Town hall consults residents on what they think of its services
Householders are being asked what they think about Wigan Council.
A survey asking a range of questions about the local authority’s services is being sent out to 4,250 homes across the borough.
It is an important piece of research for the town hall and bosses say that the results will help to shape services in the future.
As part of The Deal, the council has committed to “listen, be open and honest”.
The Deal is now well known as the informal contract between the authority and residents and it includes a commitment for both sides to work together to make Wigan borough a better place.
The survey has been directly sent to a representative sample of residents to fill in.
Everyone who completes the survey will be entered into a draw to win an iPad.
The questions cover topics such as recycling, roads and anti-social behaviour.
The survey is being carried on the council’s behalf by independent research agency Ipsos MORI.
A similar survey was sent out to homes in 2014.
The results then found that most residents love living in the borough, with three quarters of them saying they were satisfied with where they live and 71 per cent saying they felt like they “belonged” to their neighbourhood.
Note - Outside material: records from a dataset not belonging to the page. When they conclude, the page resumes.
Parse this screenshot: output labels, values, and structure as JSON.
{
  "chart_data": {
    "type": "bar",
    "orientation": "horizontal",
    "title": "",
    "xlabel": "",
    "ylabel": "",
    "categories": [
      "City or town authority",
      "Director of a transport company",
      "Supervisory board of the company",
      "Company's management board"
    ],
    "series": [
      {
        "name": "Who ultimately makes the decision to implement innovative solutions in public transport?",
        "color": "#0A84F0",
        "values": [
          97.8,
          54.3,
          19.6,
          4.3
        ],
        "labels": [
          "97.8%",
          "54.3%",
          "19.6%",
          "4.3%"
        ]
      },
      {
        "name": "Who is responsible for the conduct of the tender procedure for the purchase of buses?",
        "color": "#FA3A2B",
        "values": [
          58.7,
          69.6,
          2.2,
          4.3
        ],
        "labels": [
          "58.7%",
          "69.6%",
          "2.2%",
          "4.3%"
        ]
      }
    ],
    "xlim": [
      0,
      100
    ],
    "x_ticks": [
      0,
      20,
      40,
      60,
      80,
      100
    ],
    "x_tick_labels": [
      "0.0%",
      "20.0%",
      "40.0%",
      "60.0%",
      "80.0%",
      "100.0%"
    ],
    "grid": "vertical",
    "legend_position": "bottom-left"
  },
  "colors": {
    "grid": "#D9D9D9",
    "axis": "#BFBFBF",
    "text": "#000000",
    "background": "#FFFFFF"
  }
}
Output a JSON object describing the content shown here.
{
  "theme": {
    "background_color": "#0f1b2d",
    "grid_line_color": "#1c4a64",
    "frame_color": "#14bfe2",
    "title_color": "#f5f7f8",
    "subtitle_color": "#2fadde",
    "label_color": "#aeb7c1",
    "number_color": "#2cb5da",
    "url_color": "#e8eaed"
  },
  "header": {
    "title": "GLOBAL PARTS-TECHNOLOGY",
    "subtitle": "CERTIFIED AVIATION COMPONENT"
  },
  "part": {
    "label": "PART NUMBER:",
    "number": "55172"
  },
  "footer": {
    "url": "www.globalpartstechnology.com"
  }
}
Coun Terry Halliwell, cabinet member for service transformation at Wigan Council, said: “It’s really important residents tell us what they think about the services we provide.
“Their views will help us to make vital decisions in the future and will ensure we’re delivering the best service possible.”
The survey takes just 15 minutes to complete and should be returned by a deadline of October 21.
The 2014 headline results were as follows:
l 62 per cent of residents said they were satisfied with Wigan Council - a 21 per cent improvement on the survey carried out in 2008;
l 75 per cent of residents said they were satisfied with their local area; and
l 71 per cent feel they ‘belong’ to their neighbourhood.